Se são amantes e têm uma música ou mais que os fazem lembrar um do outro, se bebem vinho juntos e ficam de bar em bar até que não haja mais um aberto ou o dia esteja claro, se alguma vez andaram pela contramão na Lagoa e se assustaram mas depois riram, e se costumam fazer piada de tudo, até do que os separa, se às vezes ficam tímidos, se às vezes não perdem tempo, se gostam de falar ao telefone ou trocar emails apaixonados ou engraçadinhos, se ele gosta de sonhar e ela tenta ser realista mas no fundo são duas crianças, se conversam por horas e horas mas também poderiam não trocar uma palavra que fosse por horas, se tentam fazer o que acham certo e não conseguem, se tentam falar sempre a verdade, se ela quis segurar o choro e quase não conseguiu, se ele às vezes age como se o resto do mundo não existisse, se são tantas as pequenas bobagens só deles que ninguém sabe e que provocam sorrisos cúmplices, se ele tem calma e ela tem pressa, se ele não sabe o que quer e ela queria não querer, se pensam em estar perto um do outro do jeito que der, se temem um dia não serem mais que conhecidos, "oi, tudo bem?", se querem se entender mas o desencontro parece inevitável, se no início era fácil mas foram perdendo o controle sem se dar muito conta pelo caminho, se ele quis acordar ao lado dela mas não pôde, se às vezes pensam que são tantas as coisas que faltam fazer juntos, se quando se abraçam parece que vai ficar tudo bem, se ela gosta de deitar no colo dele enquanto ele mexe no cabelo dela, e se ele prefere que ela não corte o cabelo, e ela gostaria também se ele deixasse o dele crescer, se não são de chorar mas já choraram um pelo outro, se às vezes parece que voltaram à estaca zero, se ela gosta do sorriso dele e ele do jeito dela, se ela é a melhor amiga que ele já teve, só de olhar não se pode dizer.
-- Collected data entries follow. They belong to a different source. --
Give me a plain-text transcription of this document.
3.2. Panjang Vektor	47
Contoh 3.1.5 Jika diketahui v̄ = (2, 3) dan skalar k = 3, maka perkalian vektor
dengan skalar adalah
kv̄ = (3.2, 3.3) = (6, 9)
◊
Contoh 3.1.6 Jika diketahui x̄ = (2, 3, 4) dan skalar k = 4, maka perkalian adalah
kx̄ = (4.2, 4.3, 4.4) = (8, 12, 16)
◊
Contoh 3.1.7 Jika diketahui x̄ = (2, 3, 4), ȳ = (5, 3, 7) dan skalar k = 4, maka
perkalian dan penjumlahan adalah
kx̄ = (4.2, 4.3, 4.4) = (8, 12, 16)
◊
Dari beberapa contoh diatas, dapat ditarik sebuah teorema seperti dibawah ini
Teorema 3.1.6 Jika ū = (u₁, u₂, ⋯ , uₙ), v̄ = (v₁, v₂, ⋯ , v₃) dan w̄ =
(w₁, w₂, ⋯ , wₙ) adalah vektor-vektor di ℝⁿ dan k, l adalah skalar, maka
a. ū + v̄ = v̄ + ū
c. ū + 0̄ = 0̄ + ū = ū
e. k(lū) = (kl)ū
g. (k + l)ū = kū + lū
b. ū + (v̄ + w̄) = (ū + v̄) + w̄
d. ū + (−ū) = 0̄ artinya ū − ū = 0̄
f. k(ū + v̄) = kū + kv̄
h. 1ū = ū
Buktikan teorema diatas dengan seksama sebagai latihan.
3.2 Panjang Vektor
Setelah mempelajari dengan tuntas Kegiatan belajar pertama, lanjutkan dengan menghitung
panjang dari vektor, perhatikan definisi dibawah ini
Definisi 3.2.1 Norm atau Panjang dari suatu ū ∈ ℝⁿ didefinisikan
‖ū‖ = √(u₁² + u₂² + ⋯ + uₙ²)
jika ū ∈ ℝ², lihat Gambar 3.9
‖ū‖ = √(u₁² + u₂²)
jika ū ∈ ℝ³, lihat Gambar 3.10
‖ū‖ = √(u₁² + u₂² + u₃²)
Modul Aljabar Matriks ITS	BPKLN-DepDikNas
Talvez sejam duas almas solitárias se apoiando uma outra, ou talvez realmente estejam unidos por um encontro único. Mas, afinal, o que faz de duas pessoas um casal?
~ segunda-feira, fevereiro 24, 2003
Euteamoidsch = Eu Te Amo Blog + Moidsch
~ quinta-feira, fevereiro 20, 2003
Não devia
– Eu sempre fugi das responsabilidades, ele me disse. – Você acha que eu ligo?
Claro que ligava. Se não ligasse, não teria um ar sério, tenso, impedindo o sorriso que eu tanto adoro.
– Eu também já fugi de várias, comentei. Acho que são uma grande perda de tempo...
Quisera eu poder fugir assim tão facilmente. As escolhas (ou negilgências, que na verdade são um tipo de escolha) têm seu preço.
– É, são, ele suspirou.
– A vida não devia ser assim.
– É, não devia.
Não faças de ti um sonho a realizar. Vai.
(Cecília Meireles)
~ terça-feira, fevereiro 18, 2003
Nos últimos dias você tem me aparecido em sonho. Não sei se é bom ou ruim, mas dizem que significa alguma coisa – desejos ou medos, ou os dois.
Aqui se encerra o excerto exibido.